LLM 25-Day Course - Day 18: Fine-Tuning Concepts and Strategies

Day 18: Fine-Tuning Concepts and Strategies

Fine-tuning is the process of adapting a pre-trained LLM to your data and use case. However, fine-tuning is not always the answer. Today we learn the criteria for deciding when and how to fine-tune.

Prompting vs Fine-Tuning Decision

Before fine-tuning, first check whether prompt engineering can solve the problem. Use the following criteria to decide.

# Decision tree expressed as code
decision_tree = {
    "Does the current model + prompt produce the desired quality?": {
        "Yes": "Fine-tuning not needed. Focus on prompt optimization",
        "No": {
            "Does Few-shot + RAG improve results?": {
                "Yes": "Build a RAG pipeline recommended",
                "No": {
                    "Is domain-specific knowledge needed?": {
                        "Yes": "Proceed with fine-tuning (LoRA/QLoRA recommended)",
                        "No": {
                            "Do you need to change output format/style?": {
                                "Yes": "Proceed with SFT (Supervised Fine-Tuning)",
                                "No": "Consider switching to a larger model",
                            }
                        }
                    }
                }
            }
        }
    }
}

# Decision criteria summary
criteria = [
    ("Prompting is sufficient", "General questions, simple format conversion, translation"),
    ("RAG is appropriate", "Up-to-date information needed, internal document-based Q&A"),
    ("Fine-tuning needed", "Domain-specific terminology, specific output style, consistent persona"),
]
for method, usecase in criteria:
    print(f"[{method}] {usecase}")

Full Fine-Tuning vs Parameter-Efficient Fine-Tuning

Full Fine-Tuning updates all parameters. It is effective but requires enormous GPU memory. PEFT (Parameter-Efficient Fine-Tuning) trains only a small number of parameters to achieve similar results.

# Comparison table by fine-tuning method
comparison = {
    "Method":        ["Full FT",    "LoRA",    "QLoRA",   "Prompt Tuning"],
    "Trained params": ["100%",      "0.1~1%",  "0.1~1%",  "<0.01%"],
    "GPU memory":    ["7B=28GB+",  "7B=16GB", "7B=6GB",  "7B=16GB"],
    "Training speed": ["Slow",      "Medium",  "Medium",  "Fast"],
    "Performance":   ["Best",      "Very good","Good",    "Limited"],
    "Recommended":   ["Large budget","General", "GPU limited","Quick experiments"],
}

# Print table
for key, values in comparison.items():
    print(f"{key:16} | {'  |  '.join(values)}")

Data Requirements Guide

# Recommended data volume by fine-tuning task
data_requirements = {
    "Text classification":  {"min": "500",     "recommended": "2,000~5,000",   "note": "100+ per class"},
    "Sentiment analysis":   {"min": "1,000",   "recommended": "5,000~10,000",  "note": "Label balance important"},
    "Summarization":        {"min": "1,000 pairs", "recommended": "5,000~20,000 pairs", "note": "Source-summary pairs"},
    "Dialogue (chatbot)":   {"min": "500 convos",  "recommended": "3,000~10,000 convos", "note": "Include diverse scenarios"},
    "Domain adaptation":    {"min": "5,000",   "recommended": "10,000~50,000", "note": "Domain text"},
    "Code generation":      {"min": "2,000 pairs", "recommended": "10,000~50,000 pairs", "note": "Description-code pairs"},
}

for task, info in data_requirements.items():
    print(f"\n[{task}]")
    print(f"  Minimum: {info['min']}, Recommended: {info['recommended']}")
    print(f"  Note: {info['note']}")

Key principle: Quality matters more than quantity. Well-curated 1,000 samples are better than noisy 10,000 samples. Always manually review your data before fine-tuning.

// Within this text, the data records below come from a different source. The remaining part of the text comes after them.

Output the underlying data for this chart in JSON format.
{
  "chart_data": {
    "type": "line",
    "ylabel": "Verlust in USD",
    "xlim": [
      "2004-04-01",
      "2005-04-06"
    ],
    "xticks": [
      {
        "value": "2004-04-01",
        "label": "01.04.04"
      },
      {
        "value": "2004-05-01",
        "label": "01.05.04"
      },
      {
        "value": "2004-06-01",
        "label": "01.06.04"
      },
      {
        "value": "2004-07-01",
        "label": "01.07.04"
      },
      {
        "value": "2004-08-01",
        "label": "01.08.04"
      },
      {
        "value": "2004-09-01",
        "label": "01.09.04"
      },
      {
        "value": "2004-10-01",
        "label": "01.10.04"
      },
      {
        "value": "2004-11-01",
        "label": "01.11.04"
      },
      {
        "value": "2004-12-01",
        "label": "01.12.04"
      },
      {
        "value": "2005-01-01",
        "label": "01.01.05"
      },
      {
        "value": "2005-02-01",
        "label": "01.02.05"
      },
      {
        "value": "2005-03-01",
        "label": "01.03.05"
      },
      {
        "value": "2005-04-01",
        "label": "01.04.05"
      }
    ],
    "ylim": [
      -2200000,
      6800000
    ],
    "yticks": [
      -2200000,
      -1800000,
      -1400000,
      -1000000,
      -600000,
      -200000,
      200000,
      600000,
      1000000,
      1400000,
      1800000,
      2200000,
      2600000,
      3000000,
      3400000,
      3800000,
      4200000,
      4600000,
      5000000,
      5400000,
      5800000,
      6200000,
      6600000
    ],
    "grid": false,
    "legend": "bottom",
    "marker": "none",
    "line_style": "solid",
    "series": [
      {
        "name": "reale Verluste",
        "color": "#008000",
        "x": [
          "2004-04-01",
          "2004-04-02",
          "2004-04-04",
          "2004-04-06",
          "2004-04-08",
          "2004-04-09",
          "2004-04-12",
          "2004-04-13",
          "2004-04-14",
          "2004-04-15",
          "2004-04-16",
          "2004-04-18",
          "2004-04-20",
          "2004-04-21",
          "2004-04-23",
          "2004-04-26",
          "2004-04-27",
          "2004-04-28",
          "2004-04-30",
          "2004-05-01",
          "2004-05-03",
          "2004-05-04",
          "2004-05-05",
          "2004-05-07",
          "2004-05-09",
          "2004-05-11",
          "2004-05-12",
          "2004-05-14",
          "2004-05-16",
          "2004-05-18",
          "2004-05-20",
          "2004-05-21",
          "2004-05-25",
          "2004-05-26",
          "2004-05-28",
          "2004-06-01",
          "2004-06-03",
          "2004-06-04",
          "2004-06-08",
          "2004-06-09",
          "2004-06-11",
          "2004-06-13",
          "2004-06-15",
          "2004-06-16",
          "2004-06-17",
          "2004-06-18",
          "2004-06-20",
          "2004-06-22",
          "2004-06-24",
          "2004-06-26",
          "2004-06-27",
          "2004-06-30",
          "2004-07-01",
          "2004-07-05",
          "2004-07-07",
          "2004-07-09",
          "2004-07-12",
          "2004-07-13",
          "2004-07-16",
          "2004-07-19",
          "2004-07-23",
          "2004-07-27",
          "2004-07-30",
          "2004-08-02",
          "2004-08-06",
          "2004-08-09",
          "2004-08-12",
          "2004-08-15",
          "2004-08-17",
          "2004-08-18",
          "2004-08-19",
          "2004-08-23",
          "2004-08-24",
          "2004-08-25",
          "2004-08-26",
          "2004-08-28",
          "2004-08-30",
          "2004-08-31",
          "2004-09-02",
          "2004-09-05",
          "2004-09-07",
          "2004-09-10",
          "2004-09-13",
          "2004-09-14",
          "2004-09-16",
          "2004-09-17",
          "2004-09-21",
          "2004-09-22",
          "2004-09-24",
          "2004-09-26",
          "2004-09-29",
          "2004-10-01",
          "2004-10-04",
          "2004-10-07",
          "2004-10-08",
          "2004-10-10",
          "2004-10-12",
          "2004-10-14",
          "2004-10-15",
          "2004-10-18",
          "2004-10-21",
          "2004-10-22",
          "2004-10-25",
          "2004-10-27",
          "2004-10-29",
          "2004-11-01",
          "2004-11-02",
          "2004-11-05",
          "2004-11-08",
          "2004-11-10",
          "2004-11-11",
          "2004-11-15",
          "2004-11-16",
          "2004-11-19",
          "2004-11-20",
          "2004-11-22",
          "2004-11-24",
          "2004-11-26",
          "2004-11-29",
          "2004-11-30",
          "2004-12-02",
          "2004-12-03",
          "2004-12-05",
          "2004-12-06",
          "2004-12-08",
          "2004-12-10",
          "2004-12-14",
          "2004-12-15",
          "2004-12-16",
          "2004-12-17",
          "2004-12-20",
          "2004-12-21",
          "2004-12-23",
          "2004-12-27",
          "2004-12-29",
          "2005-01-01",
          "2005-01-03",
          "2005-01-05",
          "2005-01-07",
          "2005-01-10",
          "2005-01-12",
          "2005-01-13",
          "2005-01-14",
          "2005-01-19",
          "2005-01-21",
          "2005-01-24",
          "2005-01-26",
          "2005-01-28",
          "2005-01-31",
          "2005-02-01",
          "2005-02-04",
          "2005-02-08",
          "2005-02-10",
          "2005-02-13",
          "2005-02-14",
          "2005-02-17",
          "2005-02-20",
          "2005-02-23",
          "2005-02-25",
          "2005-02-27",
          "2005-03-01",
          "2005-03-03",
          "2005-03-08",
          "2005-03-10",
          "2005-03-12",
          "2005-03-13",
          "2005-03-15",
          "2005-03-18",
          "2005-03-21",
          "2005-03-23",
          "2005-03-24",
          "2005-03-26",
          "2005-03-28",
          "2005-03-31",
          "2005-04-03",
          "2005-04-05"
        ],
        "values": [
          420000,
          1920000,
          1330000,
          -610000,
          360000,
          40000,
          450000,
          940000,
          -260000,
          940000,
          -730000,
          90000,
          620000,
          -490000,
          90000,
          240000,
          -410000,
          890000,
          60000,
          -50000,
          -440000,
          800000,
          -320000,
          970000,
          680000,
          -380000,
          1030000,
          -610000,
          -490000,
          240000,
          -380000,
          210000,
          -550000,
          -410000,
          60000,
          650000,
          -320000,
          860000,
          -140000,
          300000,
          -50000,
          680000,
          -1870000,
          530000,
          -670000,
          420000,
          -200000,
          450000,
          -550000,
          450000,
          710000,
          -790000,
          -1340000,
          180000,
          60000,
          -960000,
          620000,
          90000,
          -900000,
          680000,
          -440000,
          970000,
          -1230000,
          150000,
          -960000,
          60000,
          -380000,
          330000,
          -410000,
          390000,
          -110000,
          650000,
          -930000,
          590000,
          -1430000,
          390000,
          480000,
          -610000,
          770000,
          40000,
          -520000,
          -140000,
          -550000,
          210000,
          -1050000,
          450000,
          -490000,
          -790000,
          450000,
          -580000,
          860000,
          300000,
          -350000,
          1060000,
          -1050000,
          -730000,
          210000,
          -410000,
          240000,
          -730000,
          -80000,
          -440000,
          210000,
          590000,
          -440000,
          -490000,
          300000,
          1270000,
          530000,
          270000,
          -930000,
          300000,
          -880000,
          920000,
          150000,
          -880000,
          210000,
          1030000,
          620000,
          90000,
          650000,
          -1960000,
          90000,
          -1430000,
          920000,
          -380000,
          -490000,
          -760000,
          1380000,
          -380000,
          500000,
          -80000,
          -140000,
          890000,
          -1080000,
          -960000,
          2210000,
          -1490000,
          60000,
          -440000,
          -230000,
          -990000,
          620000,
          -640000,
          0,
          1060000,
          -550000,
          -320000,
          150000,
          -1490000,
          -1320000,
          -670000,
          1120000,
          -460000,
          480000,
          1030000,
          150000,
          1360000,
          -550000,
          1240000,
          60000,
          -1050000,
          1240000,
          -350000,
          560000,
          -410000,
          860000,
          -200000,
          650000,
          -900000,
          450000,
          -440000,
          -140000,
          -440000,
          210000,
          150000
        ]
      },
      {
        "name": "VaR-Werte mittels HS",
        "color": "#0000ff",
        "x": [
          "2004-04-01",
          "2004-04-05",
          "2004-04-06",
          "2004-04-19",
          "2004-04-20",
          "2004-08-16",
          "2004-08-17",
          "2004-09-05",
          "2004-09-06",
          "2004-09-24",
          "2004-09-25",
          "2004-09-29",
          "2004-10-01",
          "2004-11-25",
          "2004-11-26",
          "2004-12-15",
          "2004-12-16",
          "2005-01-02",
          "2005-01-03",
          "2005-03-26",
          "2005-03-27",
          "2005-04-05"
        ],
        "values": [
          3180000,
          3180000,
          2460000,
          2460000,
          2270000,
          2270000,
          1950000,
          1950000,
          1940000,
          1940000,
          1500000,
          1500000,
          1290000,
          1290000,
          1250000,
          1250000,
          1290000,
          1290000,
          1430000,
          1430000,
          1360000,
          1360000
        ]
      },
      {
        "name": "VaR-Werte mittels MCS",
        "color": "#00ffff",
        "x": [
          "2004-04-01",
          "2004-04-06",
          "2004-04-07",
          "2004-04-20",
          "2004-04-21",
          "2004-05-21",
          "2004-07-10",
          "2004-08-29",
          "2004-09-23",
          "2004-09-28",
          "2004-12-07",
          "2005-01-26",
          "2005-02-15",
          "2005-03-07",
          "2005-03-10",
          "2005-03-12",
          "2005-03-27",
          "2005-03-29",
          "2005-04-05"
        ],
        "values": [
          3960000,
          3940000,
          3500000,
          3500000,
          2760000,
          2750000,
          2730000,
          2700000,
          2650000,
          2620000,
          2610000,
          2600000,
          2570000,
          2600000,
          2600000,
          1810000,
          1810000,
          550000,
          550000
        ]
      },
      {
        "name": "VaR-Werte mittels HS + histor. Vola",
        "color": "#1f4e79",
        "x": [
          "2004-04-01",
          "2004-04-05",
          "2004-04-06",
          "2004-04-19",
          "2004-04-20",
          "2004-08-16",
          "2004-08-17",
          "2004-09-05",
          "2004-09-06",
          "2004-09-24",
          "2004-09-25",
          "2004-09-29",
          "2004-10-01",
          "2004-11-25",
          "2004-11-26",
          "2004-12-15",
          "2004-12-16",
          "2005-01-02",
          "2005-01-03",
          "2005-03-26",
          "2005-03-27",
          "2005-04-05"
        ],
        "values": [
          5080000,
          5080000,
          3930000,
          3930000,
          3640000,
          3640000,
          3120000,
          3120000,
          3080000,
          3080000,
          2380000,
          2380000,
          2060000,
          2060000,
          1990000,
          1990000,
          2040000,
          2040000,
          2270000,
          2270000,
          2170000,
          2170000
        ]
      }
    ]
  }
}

Fine-Tuning Cost Estimation

For a 7B model, LoRA fine-tuning takes 1~~3 hours on a single A100. Cloud GPU costs (Lambda, RunPod, etc.) are around $1~~3 per hour, so expect approximately $5~10 per training run.

Today’s Exercises

Choose one of your real-world tasks, follow the decision tree above, determine whether prompting/RAG/fine-tuning is appropriate, and document the reasoning.
Research the parameter counts and model sizes (GB) of 7B, 13B, and 70B models on Hugging Face Hub, then estimate the GPU memory required for Full FT/LoRA/QLoRA for each.
Investigate how fine-tuning data can be collected in your domain (medical, legal, finance, etc.) and document at least 3 data sources.